Nach der Rechtsprechung des Senats bezieht sich ein Mittel nicht auf ein wesentliches Element der Erfindung, wenn es zwar bei der Benutzung eingesetzt werden kann, aber von völlig untergeordneter Bedeutung ist5) und zur Verwirklichung der geschützten Lehre nichts beiträgt.6)

Ein Mittel bezieht sich auf ein wesentliches Element der Erfindung, wenn es geeignet ist, mit einem oder mehreren Merkmalen des Patentanspruchs bei der Verwirklichung des geschützten Erfindungsgedankens funktional zusammenzuwirken.7)

Ein Merkmal des Patentanspruchs kann im Sinne des § 10 PatG als nichtwesentliches Element der Erfindung anzusehen sein, wenn es zu dem Leistungsergebnis der Erfindung, d.h. zu der erfindungsgemäßen Lösung des dem Patent zugrunde liegenden technischen Problems, nichts beiträgt.8)

Mittel, die zwar bei der Benutzung der Erfindung verwendet werden können, zur Verwirklichung der Lehre der Erfindung jedoch nichts beitragen, werden von diesem Kriterium nicht erfasst. Leistet ein Mittel dagegen einen solchen Beitrag, kommt es grundsätzlich nicht darauf an, mit welchem Merkmal oder welchen Merkmalen des Patentanspruchs das Mittel zusammenwirkt. Denn was Bestandteil des Patentanspruchs ist, ist regelmäßig bereits deshalb auch wesentliches Element der Erfindung.9)

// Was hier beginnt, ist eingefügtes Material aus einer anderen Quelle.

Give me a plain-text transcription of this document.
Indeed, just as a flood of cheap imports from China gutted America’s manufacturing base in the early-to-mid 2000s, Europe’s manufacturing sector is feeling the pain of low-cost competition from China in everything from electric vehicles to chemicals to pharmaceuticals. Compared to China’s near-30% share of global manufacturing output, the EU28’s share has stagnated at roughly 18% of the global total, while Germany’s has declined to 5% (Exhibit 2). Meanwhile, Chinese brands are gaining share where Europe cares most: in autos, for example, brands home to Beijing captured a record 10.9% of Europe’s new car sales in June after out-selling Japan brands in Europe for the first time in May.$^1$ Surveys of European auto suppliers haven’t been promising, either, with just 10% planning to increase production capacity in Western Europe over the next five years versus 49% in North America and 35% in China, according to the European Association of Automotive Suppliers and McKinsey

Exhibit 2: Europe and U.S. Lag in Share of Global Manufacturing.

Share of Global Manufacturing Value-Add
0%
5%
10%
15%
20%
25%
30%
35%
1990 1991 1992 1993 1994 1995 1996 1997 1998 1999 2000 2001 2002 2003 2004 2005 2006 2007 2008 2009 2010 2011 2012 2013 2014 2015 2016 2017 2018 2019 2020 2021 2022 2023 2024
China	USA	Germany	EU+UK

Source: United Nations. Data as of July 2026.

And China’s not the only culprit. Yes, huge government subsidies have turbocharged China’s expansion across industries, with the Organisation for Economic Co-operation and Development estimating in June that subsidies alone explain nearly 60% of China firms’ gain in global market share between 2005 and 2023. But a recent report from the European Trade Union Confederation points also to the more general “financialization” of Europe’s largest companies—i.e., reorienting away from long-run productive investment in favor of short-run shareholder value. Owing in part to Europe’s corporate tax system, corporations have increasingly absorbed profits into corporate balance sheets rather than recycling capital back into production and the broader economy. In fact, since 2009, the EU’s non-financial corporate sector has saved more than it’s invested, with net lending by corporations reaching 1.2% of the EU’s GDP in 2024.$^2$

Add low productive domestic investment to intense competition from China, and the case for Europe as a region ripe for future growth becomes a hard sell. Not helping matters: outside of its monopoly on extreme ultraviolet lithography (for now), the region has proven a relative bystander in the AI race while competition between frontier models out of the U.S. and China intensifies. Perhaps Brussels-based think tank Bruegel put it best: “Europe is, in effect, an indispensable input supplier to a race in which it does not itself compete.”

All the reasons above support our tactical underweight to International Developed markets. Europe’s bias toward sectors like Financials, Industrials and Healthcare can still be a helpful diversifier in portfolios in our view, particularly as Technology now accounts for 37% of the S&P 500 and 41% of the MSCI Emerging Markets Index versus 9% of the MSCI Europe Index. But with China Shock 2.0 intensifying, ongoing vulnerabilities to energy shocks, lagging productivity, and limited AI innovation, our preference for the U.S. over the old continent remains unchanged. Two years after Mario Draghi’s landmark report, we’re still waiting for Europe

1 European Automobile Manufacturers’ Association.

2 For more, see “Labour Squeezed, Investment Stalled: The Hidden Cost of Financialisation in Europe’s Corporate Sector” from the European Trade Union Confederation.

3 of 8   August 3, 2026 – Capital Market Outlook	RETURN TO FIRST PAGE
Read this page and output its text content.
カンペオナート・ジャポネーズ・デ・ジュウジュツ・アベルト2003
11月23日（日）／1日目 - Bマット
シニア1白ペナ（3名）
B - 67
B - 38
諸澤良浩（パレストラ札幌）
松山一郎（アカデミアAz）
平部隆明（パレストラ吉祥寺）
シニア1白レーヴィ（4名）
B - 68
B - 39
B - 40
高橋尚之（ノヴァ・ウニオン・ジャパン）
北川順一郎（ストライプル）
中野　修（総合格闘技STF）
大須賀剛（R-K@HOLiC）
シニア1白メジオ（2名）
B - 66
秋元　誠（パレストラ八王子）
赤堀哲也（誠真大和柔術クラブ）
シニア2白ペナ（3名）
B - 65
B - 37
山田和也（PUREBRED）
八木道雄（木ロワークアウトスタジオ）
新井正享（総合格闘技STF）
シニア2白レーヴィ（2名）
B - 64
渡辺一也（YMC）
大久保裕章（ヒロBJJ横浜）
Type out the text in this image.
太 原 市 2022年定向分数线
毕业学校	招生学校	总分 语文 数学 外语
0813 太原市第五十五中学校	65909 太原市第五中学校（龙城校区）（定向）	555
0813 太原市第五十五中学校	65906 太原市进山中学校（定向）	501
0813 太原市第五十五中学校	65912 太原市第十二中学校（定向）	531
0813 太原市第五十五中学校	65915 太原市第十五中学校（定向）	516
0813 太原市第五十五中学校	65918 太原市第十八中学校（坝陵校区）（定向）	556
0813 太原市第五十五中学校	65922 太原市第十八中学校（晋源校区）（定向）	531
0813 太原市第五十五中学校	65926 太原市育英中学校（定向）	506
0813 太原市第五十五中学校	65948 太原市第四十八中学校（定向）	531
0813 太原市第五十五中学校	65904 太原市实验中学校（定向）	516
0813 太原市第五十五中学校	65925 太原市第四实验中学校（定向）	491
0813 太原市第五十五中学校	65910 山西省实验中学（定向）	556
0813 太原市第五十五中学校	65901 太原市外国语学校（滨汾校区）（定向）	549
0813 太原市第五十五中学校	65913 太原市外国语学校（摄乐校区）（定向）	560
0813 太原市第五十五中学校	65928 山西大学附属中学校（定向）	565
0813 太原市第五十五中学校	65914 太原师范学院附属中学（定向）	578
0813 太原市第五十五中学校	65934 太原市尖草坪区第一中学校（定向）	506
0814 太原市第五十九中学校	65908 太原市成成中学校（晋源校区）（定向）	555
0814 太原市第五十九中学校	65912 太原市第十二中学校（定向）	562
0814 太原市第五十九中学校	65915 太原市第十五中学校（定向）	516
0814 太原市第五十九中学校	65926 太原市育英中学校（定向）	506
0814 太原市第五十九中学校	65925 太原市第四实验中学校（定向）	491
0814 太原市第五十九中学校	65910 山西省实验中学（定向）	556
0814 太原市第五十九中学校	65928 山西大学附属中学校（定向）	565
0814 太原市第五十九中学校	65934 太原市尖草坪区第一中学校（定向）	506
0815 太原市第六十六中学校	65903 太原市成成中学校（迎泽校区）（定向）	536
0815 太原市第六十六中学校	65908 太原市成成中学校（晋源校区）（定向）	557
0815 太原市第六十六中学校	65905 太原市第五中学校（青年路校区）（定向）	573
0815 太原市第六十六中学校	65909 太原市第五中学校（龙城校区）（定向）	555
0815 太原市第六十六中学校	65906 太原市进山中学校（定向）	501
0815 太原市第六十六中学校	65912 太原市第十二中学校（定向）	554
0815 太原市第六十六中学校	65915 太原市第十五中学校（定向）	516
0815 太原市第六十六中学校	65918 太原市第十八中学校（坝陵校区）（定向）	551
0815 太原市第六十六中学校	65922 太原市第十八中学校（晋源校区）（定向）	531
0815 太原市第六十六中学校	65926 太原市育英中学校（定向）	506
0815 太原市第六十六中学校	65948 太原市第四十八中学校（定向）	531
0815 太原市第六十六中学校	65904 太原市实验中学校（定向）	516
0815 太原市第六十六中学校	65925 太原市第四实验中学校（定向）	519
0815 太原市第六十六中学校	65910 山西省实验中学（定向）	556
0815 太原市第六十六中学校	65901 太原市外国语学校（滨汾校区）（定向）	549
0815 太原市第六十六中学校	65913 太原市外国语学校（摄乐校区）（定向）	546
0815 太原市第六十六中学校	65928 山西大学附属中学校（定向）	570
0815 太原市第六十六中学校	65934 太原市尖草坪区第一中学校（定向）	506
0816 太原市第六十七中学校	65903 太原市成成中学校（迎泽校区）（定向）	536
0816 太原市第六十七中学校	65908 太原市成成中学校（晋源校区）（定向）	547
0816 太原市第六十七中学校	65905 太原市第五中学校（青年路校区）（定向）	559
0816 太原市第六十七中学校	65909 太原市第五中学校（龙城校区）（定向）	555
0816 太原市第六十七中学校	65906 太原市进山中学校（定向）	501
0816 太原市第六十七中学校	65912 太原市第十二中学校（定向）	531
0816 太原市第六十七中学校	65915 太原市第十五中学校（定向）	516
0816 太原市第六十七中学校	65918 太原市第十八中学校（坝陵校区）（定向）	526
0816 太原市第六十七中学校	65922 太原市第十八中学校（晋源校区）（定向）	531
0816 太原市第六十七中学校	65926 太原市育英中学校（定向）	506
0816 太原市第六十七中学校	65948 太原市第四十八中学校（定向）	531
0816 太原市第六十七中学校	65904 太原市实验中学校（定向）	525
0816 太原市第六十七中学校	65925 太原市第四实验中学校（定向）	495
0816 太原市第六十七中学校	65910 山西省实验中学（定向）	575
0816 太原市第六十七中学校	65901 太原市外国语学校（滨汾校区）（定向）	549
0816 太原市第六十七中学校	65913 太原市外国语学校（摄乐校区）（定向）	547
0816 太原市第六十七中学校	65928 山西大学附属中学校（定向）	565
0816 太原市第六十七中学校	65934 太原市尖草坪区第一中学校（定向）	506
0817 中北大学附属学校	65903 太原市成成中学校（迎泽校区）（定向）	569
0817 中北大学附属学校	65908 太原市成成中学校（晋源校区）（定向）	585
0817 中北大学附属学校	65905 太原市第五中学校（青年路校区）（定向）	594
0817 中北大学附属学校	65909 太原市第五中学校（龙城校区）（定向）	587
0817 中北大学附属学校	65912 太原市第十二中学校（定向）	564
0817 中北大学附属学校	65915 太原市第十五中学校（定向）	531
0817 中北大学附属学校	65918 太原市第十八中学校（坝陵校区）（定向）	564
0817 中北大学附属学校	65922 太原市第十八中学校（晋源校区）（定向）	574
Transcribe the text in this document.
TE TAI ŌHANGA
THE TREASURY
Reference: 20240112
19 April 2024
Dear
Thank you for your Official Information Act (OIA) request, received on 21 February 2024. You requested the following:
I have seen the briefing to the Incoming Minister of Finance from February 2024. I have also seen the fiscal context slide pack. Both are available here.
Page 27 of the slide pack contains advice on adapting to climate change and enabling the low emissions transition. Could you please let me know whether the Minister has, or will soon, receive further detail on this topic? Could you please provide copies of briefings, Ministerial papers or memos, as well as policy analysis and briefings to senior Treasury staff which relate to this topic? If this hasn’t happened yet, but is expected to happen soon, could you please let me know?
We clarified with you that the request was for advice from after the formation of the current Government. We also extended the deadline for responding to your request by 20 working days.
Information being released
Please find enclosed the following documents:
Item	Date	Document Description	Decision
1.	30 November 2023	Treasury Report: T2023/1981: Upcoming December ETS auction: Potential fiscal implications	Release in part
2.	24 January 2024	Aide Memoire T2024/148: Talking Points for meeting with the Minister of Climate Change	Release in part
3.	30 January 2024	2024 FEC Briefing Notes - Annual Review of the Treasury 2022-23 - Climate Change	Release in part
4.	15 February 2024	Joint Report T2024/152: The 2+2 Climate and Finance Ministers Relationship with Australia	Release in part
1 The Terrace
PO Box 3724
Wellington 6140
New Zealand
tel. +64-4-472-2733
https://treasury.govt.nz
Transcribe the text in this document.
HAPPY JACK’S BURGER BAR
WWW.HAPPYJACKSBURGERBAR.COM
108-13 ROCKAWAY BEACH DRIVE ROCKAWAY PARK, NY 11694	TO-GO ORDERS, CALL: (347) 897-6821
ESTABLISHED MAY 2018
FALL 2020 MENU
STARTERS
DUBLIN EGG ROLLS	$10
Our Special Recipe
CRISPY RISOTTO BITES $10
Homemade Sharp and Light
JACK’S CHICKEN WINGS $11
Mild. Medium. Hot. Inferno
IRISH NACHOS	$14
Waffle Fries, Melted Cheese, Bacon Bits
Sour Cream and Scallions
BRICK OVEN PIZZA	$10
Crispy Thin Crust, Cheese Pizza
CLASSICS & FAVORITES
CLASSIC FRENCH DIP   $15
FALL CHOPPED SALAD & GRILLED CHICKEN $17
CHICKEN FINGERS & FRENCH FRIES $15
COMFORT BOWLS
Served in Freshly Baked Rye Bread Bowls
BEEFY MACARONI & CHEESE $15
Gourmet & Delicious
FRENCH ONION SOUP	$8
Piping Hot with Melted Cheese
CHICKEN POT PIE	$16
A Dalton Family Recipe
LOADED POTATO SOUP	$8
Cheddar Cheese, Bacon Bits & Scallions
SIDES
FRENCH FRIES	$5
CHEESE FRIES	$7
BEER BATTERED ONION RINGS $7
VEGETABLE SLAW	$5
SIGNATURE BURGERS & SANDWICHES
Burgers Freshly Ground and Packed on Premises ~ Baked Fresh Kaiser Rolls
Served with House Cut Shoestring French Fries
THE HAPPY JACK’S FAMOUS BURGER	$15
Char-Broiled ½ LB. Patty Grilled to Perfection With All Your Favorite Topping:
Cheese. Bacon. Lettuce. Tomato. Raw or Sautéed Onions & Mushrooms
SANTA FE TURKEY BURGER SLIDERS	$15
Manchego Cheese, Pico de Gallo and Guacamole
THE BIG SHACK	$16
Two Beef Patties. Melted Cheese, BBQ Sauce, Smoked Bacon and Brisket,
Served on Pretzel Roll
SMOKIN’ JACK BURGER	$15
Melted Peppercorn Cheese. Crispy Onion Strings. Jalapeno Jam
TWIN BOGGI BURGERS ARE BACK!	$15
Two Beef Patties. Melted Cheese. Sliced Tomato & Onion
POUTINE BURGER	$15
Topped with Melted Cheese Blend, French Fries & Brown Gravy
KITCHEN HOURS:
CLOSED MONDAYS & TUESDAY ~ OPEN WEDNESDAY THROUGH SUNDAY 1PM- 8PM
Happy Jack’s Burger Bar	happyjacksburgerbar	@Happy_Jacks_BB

§ 10 PatG erweitert nicht den - durch den Patentanspruch definierten - immateriellen Schutzgegenstand, dessen Nutzung ausschließlich dem Patentinhaber zugewiesen ist, sondern soll den Patentinhaber im Vorfeld drohender Verletzungen vor dem Eingriff in diesen Schutzgegenstand schützen. Deshalb beschränkt das Tatbestandsmerkmal der „Mittel, die sich auf ein wesentliches Element der Erfindung beziehen“, das Vorfeldverbot auf das Anbieten und die Lieferung solcher Mittel, die nach ihrer Wirkungsweise geeignet sind, einen Eingriff in den Schutzgegenstand nach sich zu ziehen. Nur ein solches Mittel bezieht sich auf ein wesentliches Element der Erfindung, das geeignet ist, mit weiteren Mitteln, die nach den Merkmalen des Patentanspruchs ausgebildet sind, bei der Verwirklichung des geschützten Erfindungsgedankens funktional zusammenzuwirken. Denn nur aus dieser Eignung ergibt sich die von der Ausgestaltung des Mittels selbst unabhängige besondere Gefahr, mit der Lieferung des Mittels zu einem Eingriff in den Schutzgegenstand des Patents beizutragen. Mittel, die zwar bei der Benutzung der Erfindung verwendet werden können, zur Verwirklichung der Lehre der Erfindung jedoch nichts beitragen, werden von diesem Kriterium nicht erfaßt. Leistet ein Mittel dagegen einen solchen Beitrag, kommt es im allgemeinen nicht darauf an, mit welchem Merkmal oder welchen Merkmalen des Patentanspruchs das Mittel zusammenwirkt. Denn was Bestandteil des Patentanspruchs ist, ist regelmäßig bereits deshalb auch wesentliches Element der Erfindung. Insbesondere ist es nicht möglich, die wesentlichen Elemente einer Erfindung danach zu bestimmen, ob sie den Gegenstand des Patentanspruchs vom Stand der Technik unterscheiden.10)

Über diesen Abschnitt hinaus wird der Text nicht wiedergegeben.